Customized Parameter Initialization

In general, the default parameter initialization provided by MindSpore can meet the initialization requirements of the common neural network layer. When encountering a parameter initialization method that needs to be customized, you can inherit the Initializer custom parameter initialization method.

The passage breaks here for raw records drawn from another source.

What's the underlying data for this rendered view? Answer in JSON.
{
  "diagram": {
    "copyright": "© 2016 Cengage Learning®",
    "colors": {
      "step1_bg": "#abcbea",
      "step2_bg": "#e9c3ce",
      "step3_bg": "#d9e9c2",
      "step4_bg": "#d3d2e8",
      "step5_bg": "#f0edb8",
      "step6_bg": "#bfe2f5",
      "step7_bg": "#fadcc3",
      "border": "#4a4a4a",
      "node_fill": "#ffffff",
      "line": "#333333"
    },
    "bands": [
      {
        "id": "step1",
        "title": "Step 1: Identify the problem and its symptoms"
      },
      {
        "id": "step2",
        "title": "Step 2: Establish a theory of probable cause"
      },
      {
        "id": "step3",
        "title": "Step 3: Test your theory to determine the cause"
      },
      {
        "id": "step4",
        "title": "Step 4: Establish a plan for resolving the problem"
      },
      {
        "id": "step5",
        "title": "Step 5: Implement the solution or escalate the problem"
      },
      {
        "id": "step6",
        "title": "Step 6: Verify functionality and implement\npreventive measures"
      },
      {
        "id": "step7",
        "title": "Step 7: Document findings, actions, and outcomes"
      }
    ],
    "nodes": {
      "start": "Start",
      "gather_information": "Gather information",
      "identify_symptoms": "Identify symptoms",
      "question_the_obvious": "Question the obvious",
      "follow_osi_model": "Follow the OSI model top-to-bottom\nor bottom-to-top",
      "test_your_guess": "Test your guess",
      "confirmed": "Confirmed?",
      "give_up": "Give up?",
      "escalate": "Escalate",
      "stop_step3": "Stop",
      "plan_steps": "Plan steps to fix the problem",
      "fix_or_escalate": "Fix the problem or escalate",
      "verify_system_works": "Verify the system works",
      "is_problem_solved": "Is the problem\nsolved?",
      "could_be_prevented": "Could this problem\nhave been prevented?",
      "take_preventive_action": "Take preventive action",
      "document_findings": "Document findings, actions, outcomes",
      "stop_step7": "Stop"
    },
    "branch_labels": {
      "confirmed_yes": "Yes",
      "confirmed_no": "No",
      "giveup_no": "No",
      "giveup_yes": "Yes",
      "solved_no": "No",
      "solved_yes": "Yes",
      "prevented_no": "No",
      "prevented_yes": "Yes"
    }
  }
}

Take XavierNormal as an example:

import math
import numpy as np
from mindspore.common.initializer import Initializer, _calculate_fan_in_and_fan_out, _assignment

class XavierNormal(Initializer):
    def __init__(self, gain=1):
        super().__init__()
        # Configure the parameters required for initialization
        self.gain = gain

    def _initialize(self, arr): # arr is a Tensor to be initialized
        fan_in, fan_out = _calculate_fan_in_and_fan_out(arr.shape) # Compute fan_in, fan_out

        std = self.gain * math.sqrt(2.0 / float(fan_in + fan_out)) # Calculate std value
        data = np.random.normal(0, std, arr.shape) # Construct the initialized array with numpy

        _assignment(arr, data) # Assign the initialized ndarray to arr

After that, we can call it like the built-in initialization method:

net = nn.Conv2d(3, 64, 3, weight_init=XavierNormal())
# The network output
output = net(input_data)

Cell traversal initialization

In addition to using parameters weight_init, bias_init, etc., provided by mindspore.nn, we are also used to constructing a complete neural network first, and then uniformly managing the weight, bias and other parameters. At this time, you need to construct a network and instantiate it, then traverse the cell and assign values to parameters. Here is a simple example:

for name, param in net.parameters_and_names():
    if 'weight' in name:
        param.set_data(initializer(Normal(), param.shape, param.dtype))
    if 'bias' in name:
        param.set_data(initializer('zeros', param.shape, param.dtype))